Commentary | Budget, Taxes, and Public Investment

Lessons—A Conservative Picks a Path Less Taken

These pieces originally appeared as a weekly column entitled “Lessons” in The New York Times between 1999 and 2003.

[THIS ARTICLE FIRST APPEARED IN THE NEW YORK TIMES ON FEBRUARY 16, 2000]

A Conservative Picks a Path Less Taken

By Richard Rothstein

Touring South Carolina, John McCain is accompanied by Lisa Keegan, the magnetic schools superintendent from Arizona, his home state, who handles inquiries about his education proposals. Widely admired by conservatives, Ms. Keegan would be on a short list for secretary of education in any Republican administration.

Ms. Keegan has been a conservative flag-bearer in the education wars, demanding publicly financed vouchers for parents to use at private schools. She wants market forces alone to regulate education. She acknowledges that when parents choose a school, it might be better if they knew how it taught reading and math, but she insists that they should nonetheless be allowed to choose on any basis they wish.

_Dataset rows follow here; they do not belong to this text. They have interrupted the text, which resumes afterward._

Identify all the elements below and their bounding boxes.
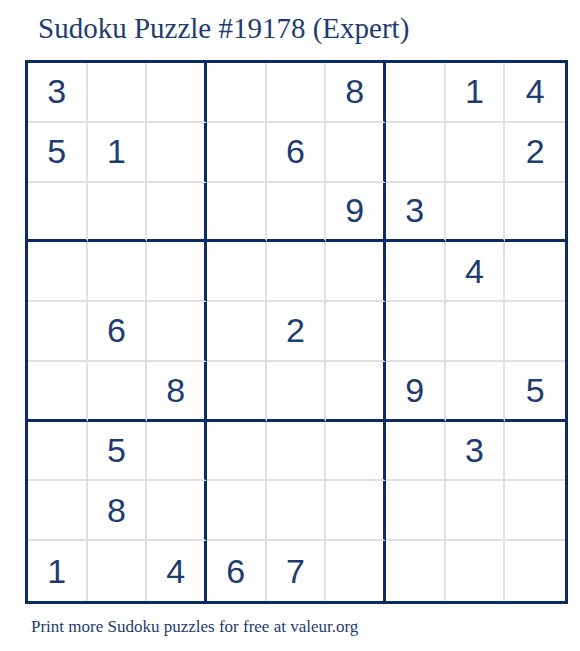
sudoku-cell-r1c9[interactable]: 4 xyxy=(505,63,565,123)
sudoku-cell-r1c3[interactable] xyxy=(147,63,207,123)
given-digit: 4 xyxy=(465,252,484,291)
sudoku-cell-r7c7[interactable] xyxy=(386,422,446,482)
sudoku-cell-r8c6[interactable] xyxy=(326,481,386,541)
sudoku-cell-r7c4[interactable] xyxy=(207,422,267,482)
sudoku-cell-r7c1[interactable] xyxy=(28,422,88,482)
sudoku-cell-r7c9[interactable] xyxy=(505,422,565,482)
sudoku-cell-r8c7[interactable] xyxy=(386,481,446,541)
sudoku-cell-r3c2[interactable] xyxy=(88,183,148,243)
sudoku-cell-r4c5[interactable] xyxy=(267,242,327,302)
sudoku-cell-r5c3[interactable] xyxy=(147,302,207,362)
given-digit: 3 xyxy=(465,431,484,470)
sudoku-cell-r8c5[interactable] xyxy=(267,481,327,541)
sudoku-cell-r8c4[interactable] xyxy=(207,481,267,541)
given-digit: 7 xyxy=(286,552,305,591)
sudoku-cell-r7c3[interactable] xyxy=(147,422,207,482)
given-digit: 3 xyxy=(47,72,66,111)
sudoku-cell-r2c9[interactable]: 2 xyxy=(505,123,565,183)
given-digit: 5 xyxy=(107,431,126,470)
sudoku-cell-r3c9[interactable] xyxy=(505,183,565,243)
sudoku-cell-r9c9[interactable] xyxy=(505,541,565,601)
sudoku-cell-r4c2[interactable] xyxy=(88,242,148,302)
given-digit: 3 xyxy=(405,191,424,230)
sudoku-cell-r8c3[interactable] xyxy=(147,481,207,541)
given-digit: 4 xyxy=(526,72,545,111)
sudoku-cell-r5c2[interactable]: 6 xyxy=(88,302,148,362)
sudoku-cell-r6c6[interactable] xyxy=(326,362,386,422)
given-digit: 2 xyxy=(526,132,545,171)
given-digit: 6 xyxy=(286,132,305,171)
given-digit: 9 xyxy=(345,191,364,230)
sudoku-cell-r6c9[interactable]: 5 xyxy=(505,362,565,422)
sudoku-cell-r4c4[interactable] xyxy=(207,242,267,302)
sudoku-cell-r6c1[interactable] xyxy=(28,362,88,422)
sudoku-cell-r1c7[interactable] xyxy=(386,63,446,123)
given-digit: 8 xyxy=(345,72,364,111)
sudoku-cell-r5c8[interactable] xyxy=(446,302,506,362)
sudoku-cell-r9c3[interactable]: 4 xyxy=(147,541,207,601)
sudoku-cell-r2c7[interactable] xyxy=(386,123,446,183)
sudoku-cell-r3c5[interactable] xyxy=(267,183,327,243)
sudoku-cell-r2c3[interactable] xyxy=(147,123,207,183)
given-digit: 6 xyxy=(226,552,245,591)
sudoku-cell-r2c5[interactable]: 6 xyxy=(267,123,327,183)
sudoku-cell-r1c1[interactable]: 3 xyxy=(28,63,88,123)
sudoku-cell-r6c7[interactable]: 9 xyxy=(386,362,446,422)
sudoku-cell-r1c6[interactable]: 8 xyxy=(326,63,386,123)
sudoku-cell-r1c2[interactable] xyxy=(88,63,148,123)
sudoku-cell-r6c3[interactable]: 8 xyxy=(147,362,207,422)
sudoku-cell-r9c2[interactable] xyxy=(88,541,148,601)
sudoku-cell-r1c5[interactable] xyxy=(267,63,327,123)
given-digit: 1 xyxy=(107,132,126,171)
sudoku-cell-r8c2[interactable]: 8 xyxy=(88,481,148,541)
given-digit: 9 xyxy=(405,371,424,410)
sudoku-cell-r2c1[interactable]: 5 xyxy=(28,123,88,183)
sudoku-cell-r5c4[interactable] xyxy=(207,302,267,362)
sudoku-cell-r4c8[interactable]: 4 xyxy=(446,242,506,302)
sudoku-cell-r2c6[interactable] xyxy=(326,123,386,183)
sudoku-cell-r7c6[interactable] xyxy=(326,422,386,482)
sudoku-cell-r7c8[interactable]: 3 xyxy=(446,422,506,482)
sudoku-cell-r1c4[interactable] xyxy=(207,63,267,123)
sudoku-cell-r2c2[interactable]: 1 xyxy=(88,123,148,183)
sudoku-cell-r6c8[interactable] xyxy=(446,362,506,422)
footer-note: Print more Sudoku puzzles for free at va… xyxy=(31,616,358,638)
sudoku-cell-r6c5[interactable] xyxy=(267,362,327,422)
sudoku-cell-r4c7[interactable] xyxy=(386,242,446,302)
sudoku-cell-r5c9[interactable] xyxy=(505,302,565,362)
sudoku-cell-r4c3[interactable] xyxy=(147,242,207,302)
sudoku-cell-r7c5[interactable] xyxy=(267,422,327,482)
sudoku-cell-r5c5[interactable]: 2 xyxy=(267,302,327,362)
sudoku-cell-r9c4[interactable]: 6 xyxy=(207,541,267,601)
sudoku-cell-r7c2[interactable]: 5 xyxy=(88,422,148,482)
sudoku-cell-r8c9[interactable] xyxy=(505,481,565,541)
sudoku-cell-r2c8[interactable] xyxy=(446,123,506,183)
sudoku-page: Sudoku Puzzle #19178 (Expert) 3814516293… xyxy=(0,0,580,651)
sudoku-cell-r3c3[interactable] xyxy=(147,183,207,243)
sudoku-cell-r9c1[interactable]: 1 xyxy=(28,541,88,601)
given-digit: 6 xyxy=(107,311,126,350)
sudoku-cell-r3c8[interactable] xyxy=(446,183,506,243)
sudoku-cell-r5c7[interactable] xyxy=(386,302,446,362)
sudoku-cell-r8c8[interactable] xyxy=(446,481,506,541)
sudoku-cell-r9c8[interactable] xyxy=(446,541,506,601)
sudoku-cell-r4c9[interactable] xyxy=(505,242,565,302)
given-digit: 4 xyxy=(166,552,185,591)
page-title: Sudoku Puzzle #19178 (Expert) xyxy=(38,11,409,45)
given-digit: 2 xyxy=(286,311,305,350)
sudoku-cell-r8c1[interactable] xyxy=(28,481,88,541)
sudoku-cell-r5c6[interactable] xyxy=(326,302,386,362)
sudoku-cell-r5c1[interactable] xyxy=(28,302,88,362)
sudoku-cell-r9c6[interactable] xyxy=(326,541,386,601)
sudoku-cell-r9c5[interactable]: 7 xyxy=(267,541,327,601)
sudoku-cell-r3c6[interactable]: 9 xyxy=(326,183,386,243)
sudoku-grid: 38145162934628955381467 xyxy=(25,60,568,604)
sudoku-cell-r1c8[interactable]: 1 xyxy=(446,63,506,123)
sudoku-cell-r2c4[interactable] xyxy=(207,123,267,183)
given-digit: 8 xyxy=(107,491,126,530)
sudoku-cell-r3c7[interactable]: 3 xyxy=(386,183,446,243)
given-digit: 5 xyxy=(47,132,66,171)
given-digit: 1 xyxy=(465,72,484,111)
sudoku-cell-r6c4[interactable] xyxy=(207,362,267,422)
sudoku-cell-r4c1[interactable] xyxy=(28,242,88,302)
given-digit: 5 xyxy=(526,371,545,410)
sudoku-cell-r3c4[interactable] xyxy=(207,183,267,243)
given-digit: 8 xyxy=(166,371,185,410)
given-digit: 1 xyxy=(47,552,66,591)
sudoku-cell-r4c6[interactable] xyxy=(326,242,386,302)
sudoku-cell-r9c7[interactable] xyxy=(386,541,446,601)
sudoku-cell-r3c1[interactable] xyxy=(28,183,88,243)
sudoku-cell-r6c2[interactable] xyxy=(88,362,148,422)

In Arizona, she has promoted tax credits for donations to private voucher plans. And last year she received the annual award of a foundation sponsored by the conservative economist Milton Friedman, who has championed privatized schooling since 1955.

But Ms. Keegan could ultimately surprise us, and perhaps herself. When outsiders like her accept real responsibility, solutions that once looked simple to them may no longer seem practical. Now in charge of Arizona’s school accountability, she must decide which schools are successful, and the stakes have become particularly high for her: she has presided over a big expansion of charter schools, and unfair standards would harm charters as well as regular schools.

Ms. Keegan’s challenge is this: to defend low-scoring schools outside the regular system, she is being forced to acknowledge that students’ social and economic hardship, as well as school quality, affects results. This insight is incompatible with the idea, typically advanced by fellow conservatives, that public schools must be failures if they cannot themselves eliminate the rich-poor gap in scores.

More than 30,000 Arizona children are now in charter schools, twice the enrollment share of charter schools in any other state. Charters get state financing and are freed of almost all curricular and personnel rules. In return, they are supposed to achieve, or be closed. The idea is that regular schools, fearing loss of students, will also improve. For such competition to work, the state schools superintendent must report achievement for both regular and charter schools. And because charters promise results, Ms. Keegan plans to recommend closing those that perform poorly.

But which will they be? In Arizona, scores at charter schools are about the same as at regular schools. From 1997 to 1998, regular schools’ fourth-grade math scores rose from the 48th to the 51st national percentile, while charters’ went from the 42nd to the 43rd. In reading, regular schools’ scores were unchanged at the 52nd percentile, but charters’ dropped from the 52nd to the 50th.

This, Ms. Keegan knows, does not mean charters are failing. She professes no concern if a school’s scores are low, provided students’ annual gains compare favorably with gains in schools that have similar students. It is this relative standard that defies conventional clichés. David Garcia, Arizona schools research director, says schools will be compared only with those where students have similar socioeconomic backgrounds or “extenuating circumstances.”

Ms. Keegan is now battling affluent suburban parents who maintain that with scores already high, their schools should not have to post student gains. Not so, she insists. Suburban schools have stayed too comfortable by coasting at the 70th percentile while student achievement stagnates.

Charter schools can be nontraditional. Some recruit dropouts; simply getting many of those youths to stay in class may be a success, and so it would not be fair, Ms. Keegan believes, to judge such schools only by test scores. Her recommendations for closing will consider mitigating factors and emphasize “multiple measures” of success, for regular and charter schools alike. For example, a school might be considered adequate if students, though testing poorly, later succeed at community college.

This is a bold approach. By contrast, Florida’s governor, Jeb Bush, last year gave private vouchers to parents at two low-scoring public school “failures.” Those schools enrolled very poor children, and tried to improve results with innovative programs. Lisa Keegan’s measures might not find failure there. (As in Florida, New York policy makers resist alternative academic measures and now identify school failure by low scores alone, without considering Ms. Keegan’s “mitigating factors.”)

Ms. Keegan has not yet detailed how she will decide whether to call for a school’s closing. She will almost certainly be pressured by critics who contend that she whitewashes schools that serve hard-to-educate children and achieve high gains but low scores. Perhaps she came to these ideas only from a desire to excuse low-scoring charters. But because she takes the challenge so seriously, Lisa Keegan could transform education debates, providing conservatives and liberals common ways to evaluate schools.